By replacing Keith Bogans with veteran shooting guard Richard Hamilton, the Bulls added a proven offensive weapon where there had been none.

The hope is that a more balanced lineup will allow Rose to deliver more stat lines like the one he had against the Pacers -- 12 points, 9 assists and a routine Bulls victory.

"The game sometimes felt easy, especially when we had the ball," Rose said in the locker room.

The window with this particular lineup may be small, since Hamilton turns 34 in February.

More to the point, Rose's window of superstardom won't last long if the Bulls' success depends on him being the most aggressive, fearless and athletic point guard in the league.

Rose has amazing talents, but he is human and relatively small by NBA standards. He needs to settle into extended stretch of games being easy, especially with a condensed 66-game schedule on the way.

Otherwise, he won't be able to sustain the caliber of play he demonstrated last season. Injuries, wear and tear, or muscle fatigue are bound to take a toll.

Miami's Dwyane Wade understood that he was starting to slow down and recruited LeBron James to ease the burden.

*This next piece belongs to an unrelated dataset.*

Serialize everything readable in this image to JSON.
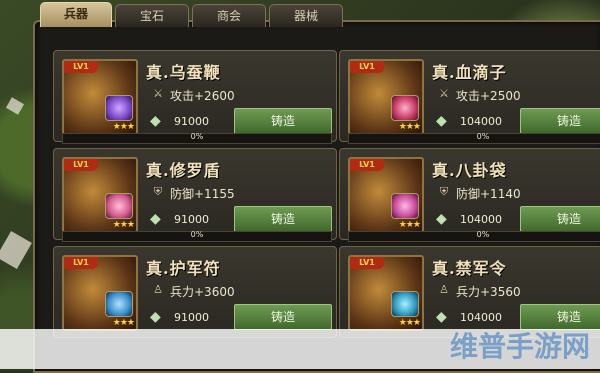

Think Wade and James had it easy last season? They could essentially take a break on every other offensive possession while the other one went to work.

Rose will continue to be the Bulls' most dangerous player. Whether he has enough passing options to make him impossible to guard is a question that can't be answered until the playoffs.

On Wednesday the Bulls and Rose took some time to celebrate their mutual good fortune. It took some incredible draft-lottery luck for Rose to land with his hometown team in 2008.

"To come to this team, everything has been perfect," Rose said. "I couldn't ask for anything better."

"He embodies all the characteristics that you look for in a championship player," added coach Tom Thibodeau. "The talent is the obvious part. Then you look at his will to win, his basketball IQ, his unselfishness, his humility.

"The way he works each and every day sets the tone for our team."

The day's most humorous moment came when Rose listened to a long question about whether he could ease up a little bit to help get himself through the tighter NBA schedule.

Before saying anything, Rose looked over at Thibodeau and laughed. That's a better question for the coach.

As usual, Rose's mother, Brenda, and three older brothers looked on. Rose also thanked a long list of friends for staying loyal and not being "yes men."

Here are a few more highlights:

Rose on his journey from Englewood to NBA riches (to BullsTV):

"It feels so unreal. I remember, I used to get an allowance. For a whole week, my allowance used to be $5. Those types of things I try not to forget. Whenever I feel things like this are coming, I think about days like that -- me growing up having holes in my shoes and things like that. I just try not to forget about those days."

On using the money to help his old neighborhood:

"I think I would start where I grew up, along 73rd and Paulina, definitely start in that area. They don't have any indoor courts around there or any after school programs for kids.

"That's something I think I would start with, something for after school, so kids have something to do. It would take a lot of work and a lot of time."

On whether the new contract will make him a different person:

"Money, I don't think is going to change me. If anything, it would have changed me by now.

Right now I'm able to get anything I want. I don't spend much, I'm humble, take care of others. It has a lot to do with my mom. I'm talking to her all the time, my brothers all the time. They're telling me to make sure I stay levelheaded, take care of other people."

On whether this contract creates pressure to perform on the court:

"I don't try to think about the money. I just try to go out there and play. If you work hard during the off-season, it's going to show. I try to do the same thing in practice.

"I don't even know how much I make. I just know I get paid, watch my accounts. … they're growing."